One of my fondest childhood memories is the ride to Grandma’s house on Christmas Eve. All of us bundled up inside the Monte Carlo, music crackling over the AM station, my mother and stepfather smoking like chimneys. I can still feel the sting in my throat, the sensation of slow asphyxiation, the desperate involuntary eye watering.
Sometimes me or one of my brothers would crack the back window just a tad, and then stretch up to the opening and suck in a breath of cold precious air. “Shut that window, it’s cold,” one or the other parent would say. It was always hard to make out who, ringed as they were in thick smoke, their voices obscured by the ringing in our little heads. Up would go the window, sealing us once again in our dark smoky tomb. Good times.
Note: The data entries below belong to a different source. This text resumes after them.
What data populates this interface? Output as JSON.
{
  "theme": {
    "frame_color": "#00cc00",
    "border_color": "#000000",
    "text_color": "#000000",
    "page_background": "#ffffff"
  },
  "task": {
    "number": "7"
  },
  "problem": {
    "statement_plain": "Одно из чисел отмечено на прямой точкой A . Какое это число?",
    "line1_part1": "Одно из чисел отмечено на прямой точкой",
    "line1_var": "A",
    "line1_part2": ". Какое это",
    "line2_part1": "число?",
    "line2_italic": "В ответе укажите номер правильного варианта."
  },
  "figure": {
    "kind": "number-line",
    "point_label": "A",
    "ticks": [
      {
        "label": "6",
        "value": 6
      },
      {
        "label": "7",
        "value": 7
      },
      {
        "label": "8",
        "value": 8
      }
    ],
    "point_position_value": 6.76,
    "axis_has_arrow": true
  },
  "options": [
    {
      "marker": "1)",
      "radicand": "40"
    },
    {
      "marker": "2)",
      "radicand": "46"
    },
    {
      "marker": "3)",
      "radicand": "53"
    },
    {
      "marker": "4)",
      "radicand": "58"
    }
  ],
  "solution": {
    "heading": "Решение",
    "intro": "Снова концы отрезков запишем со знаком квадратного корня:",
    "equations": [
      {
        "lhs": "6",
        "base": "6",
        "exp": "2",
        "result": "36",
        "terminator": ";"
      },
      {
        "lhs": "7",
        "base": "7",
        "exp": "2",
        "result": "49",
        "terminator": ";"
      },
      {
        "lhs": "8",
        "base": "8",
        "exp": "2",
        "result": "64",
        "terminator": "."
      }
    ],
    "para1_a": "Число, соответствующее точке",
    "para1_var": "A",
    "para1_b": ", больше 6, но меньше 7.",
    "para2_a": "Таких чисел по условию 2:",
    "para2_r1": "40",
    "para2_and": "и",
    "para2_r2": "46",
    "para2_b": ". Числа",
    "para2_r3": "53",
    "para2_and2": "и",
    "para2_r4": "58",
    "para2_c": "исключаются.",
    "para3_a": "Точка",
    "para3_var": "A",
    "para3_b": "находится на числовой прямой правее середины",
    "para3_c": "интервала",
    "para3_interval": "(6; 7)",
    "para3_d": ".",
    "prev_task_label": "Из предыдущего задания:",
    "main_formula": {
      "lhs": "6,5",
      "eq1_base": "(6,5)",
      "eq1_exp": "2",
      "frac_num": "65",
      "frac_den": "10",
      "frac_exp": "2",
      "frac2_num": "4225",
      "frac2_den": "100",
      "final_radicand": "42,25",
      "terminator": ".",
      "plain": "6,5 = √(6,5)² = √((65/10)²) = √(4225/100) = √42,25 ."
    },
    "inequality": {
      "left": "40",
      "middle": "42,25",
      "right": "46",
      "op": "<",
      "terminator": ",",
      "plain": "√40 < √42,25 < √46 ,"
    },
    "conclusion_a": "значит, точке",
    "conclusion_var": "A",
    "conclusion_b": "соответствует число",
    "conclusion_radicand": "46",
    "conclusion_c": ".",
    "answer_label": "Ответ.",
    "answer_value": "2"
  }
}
And now I read that the Tennessee Medical Association wants to make it a crime for people to smoke in vehicles they are sharing with children. It’s just the latest assault on another family tradition. Next thing you know, they’ll issue warnings advising against cooking a whole ham and then letting it sit on the stove all day long so everybody in Grandma’s house can snack at will. Sure, we all felt a little green by the end of the day, but who’s to say that wasn’t the concentrated secondhand smoke?
Mark my words — if we let them take away our God-given right to pickle small children in a nicotine haze, they won’t stop there. Don’t come crying to me if somebody eventually questions whether it’s wise to let children watch fourteen uninterrupted hours of television, or if tossing a baby into the air repeatedly until he throws up is harmful for his development.